Dendritic cells (DCs) consist of various subsets that play crucial roles in linking innate and adaptive immunity. In the murine spleen, CD8α⁺ DCs exhibit a propensity to ingest dying/dead cells, produce proinflammatory cytokines, and cross-present Ags to generate CD8 ⁺ T cell responses. To track and ablate CD8α⁺ DCs in vivo, we generated XCR1-venus and XCR1-DTRvenus mice, in which genes for a fluorescent protein, venus, and a fusion protein consisting of diphtheria toxin receptor and venus were knocked into the gene locus of a chemokine receptor, XCR1, which is highly expressed in CD8α⁺ DCs. In both mice, venus⁺ cells were detected in the majority of CD8α⁺ DCs, but they were not detected in any other cells, including splenic macrophages. Venus⁺CD8α⁺ DCs were superior to venus^-CD8α⁺ DCs with regard to their cytokine-producing ability in response to TLR stimuli.
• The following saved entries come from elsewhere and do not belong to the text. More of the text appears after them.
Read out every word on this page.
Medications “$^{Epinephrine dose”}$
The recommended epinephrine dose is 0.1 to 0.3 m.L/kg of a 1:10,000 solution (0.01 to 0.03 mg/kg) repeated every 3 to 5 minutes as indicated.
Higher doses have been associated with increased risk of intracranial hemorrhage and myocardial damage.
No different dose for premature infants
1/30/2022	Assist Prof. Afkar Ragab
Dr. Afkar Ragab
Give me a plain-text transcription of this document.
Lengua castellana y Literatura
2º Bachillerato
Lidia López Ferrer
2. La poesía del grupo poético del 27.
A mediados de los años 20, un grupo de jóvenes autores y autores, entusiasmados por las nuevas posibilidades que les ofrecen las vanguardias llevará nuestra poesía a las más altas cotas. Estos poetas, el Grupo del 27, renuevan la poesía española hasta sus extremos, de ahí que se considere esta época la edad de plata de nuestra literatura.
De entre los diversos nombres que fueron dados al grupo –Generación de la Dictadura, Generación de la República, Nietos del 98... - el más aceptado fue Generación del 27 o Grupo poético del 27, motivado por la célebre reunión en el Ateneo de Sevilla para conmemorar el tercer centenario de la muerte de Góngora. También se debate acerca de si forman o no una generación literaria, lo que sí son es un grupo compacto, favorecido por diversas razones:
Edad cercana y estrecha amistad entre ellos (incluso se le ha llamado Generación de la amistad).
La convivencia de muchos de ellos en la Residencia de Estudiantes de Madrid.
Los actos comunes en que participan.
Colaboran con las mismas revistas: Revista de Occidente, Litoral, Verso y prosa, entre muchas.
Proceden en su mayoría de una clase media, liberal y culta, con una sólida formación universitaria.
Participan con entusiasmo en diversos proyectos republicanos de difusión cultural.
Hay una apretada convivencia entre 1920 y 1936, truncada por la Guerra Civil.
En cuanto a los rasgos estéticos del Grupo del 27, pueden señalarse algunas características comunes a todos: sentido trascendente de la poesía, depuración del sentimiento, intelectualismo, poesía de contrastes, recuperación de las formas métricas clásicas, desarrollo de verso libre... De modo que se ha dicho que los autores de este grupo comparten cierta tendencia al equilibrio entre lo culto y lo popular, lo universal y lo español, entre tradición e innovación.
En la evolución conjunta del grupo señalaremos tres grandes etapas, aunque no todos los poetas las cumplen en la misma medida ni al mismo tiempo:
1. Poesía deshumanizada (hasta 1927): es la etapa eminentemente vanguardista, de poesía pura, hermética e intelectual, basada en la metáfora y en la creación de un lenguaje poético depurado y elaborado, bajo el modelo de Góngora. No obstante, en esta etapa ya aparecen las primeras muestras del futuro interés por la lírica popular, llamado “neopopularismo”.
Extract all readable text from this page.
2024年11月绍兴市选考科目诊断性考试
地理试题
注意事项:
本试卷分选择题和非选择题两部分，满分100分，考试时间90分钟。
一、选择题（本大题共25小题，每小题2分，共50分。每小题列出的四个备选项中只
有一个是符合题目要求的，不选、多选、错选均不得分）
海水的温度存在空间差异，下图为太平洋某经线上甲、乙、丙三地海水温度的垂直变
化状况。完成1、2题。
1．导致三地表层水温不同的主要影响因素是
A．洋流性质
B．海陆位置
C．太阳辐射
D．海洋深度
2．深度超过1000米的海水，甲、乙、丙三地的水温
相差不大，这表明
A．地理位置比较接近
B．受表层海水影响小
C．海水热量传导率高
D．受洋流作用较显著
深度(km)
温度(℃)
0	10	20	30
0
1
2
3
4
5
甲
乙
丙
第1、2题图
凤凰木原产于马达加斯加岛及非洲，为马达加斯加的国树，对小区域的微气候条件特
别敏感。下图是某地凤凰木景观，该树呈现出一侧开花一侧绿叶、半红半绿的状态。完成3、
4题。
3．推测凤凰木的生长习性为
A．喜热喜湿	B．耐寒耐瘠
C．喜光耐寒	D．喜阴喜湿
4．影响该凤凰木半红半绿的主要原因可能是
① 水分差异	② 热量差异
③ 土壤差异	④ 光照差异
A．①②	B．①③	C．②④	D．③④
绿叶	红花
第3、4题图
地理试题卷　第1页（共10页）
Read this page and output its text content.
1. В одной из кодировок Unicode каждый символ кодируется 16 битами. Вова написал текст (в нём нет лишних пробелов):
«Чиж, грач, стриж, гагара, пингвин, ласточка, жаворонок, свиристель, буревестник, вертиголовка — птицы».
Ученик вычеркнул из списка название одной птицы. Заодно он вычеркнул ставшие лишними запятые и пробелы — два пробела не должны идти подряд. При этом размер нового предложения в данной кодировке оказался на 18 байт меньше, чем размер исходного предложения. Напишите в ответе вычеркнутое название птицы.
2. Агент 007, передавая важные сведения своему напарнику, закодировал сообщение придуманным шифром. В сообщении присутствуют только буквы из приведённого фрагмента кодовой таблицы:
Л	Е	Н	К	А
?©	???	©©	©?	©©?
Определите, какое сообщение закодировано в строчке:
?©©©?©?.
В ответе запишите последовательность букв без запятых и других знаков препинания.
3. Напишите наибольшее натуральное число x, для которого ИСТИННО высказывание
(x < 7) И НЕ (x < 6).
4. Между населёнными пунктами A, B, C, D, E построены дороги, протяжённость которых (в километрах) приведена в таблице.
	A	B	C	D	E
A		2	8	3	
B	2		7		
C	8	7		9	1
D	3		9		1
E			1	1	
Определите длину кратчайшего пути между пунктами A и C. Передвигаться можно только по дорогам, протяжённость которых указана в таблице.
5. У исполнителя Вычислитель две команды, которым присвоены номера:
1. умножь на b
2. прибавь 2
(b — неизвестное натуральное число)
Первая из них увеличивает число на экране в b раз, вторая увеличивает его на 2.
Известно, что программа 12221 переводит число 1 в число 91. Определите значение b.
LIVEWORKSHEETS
In other tissues, venus⁺ cells were found primarily in lymph node (LN)-resident CD8α⁺, LN migratory and peripheral CD103⁺ DCs, which are closely related to splenic CD8α⁺ DCs, although some thymic CD8α^-CD11b^- and LN CD103^-CD11b ^- DCs were also venus⁺. In response to dsRNAs, diphtheria toxin-treated XCR1-DTR mice showed impaired CD8⁺ T cell responses, with retained cytokine and augmented CD4⁺ T cell responses. Furthermore, Listeria monocytogenes infection and anti-L. monocytogenes CD8 ⁺ T cell responses were defective in diphtheria toxin-treated XCR1-DTRvenus mice. Thus, XCR1-expressing DCs were required for dsRNA- or bacteria-induced CD8⁺ T cell responses. XCR1-venus and XCR1-DTRvenus mice should be useful for elucidating the functions and behavior of XCR1-expressing DCs, including CD8α⁺ and CD103⁺ DCs, in lymphoid and peripheral tissues.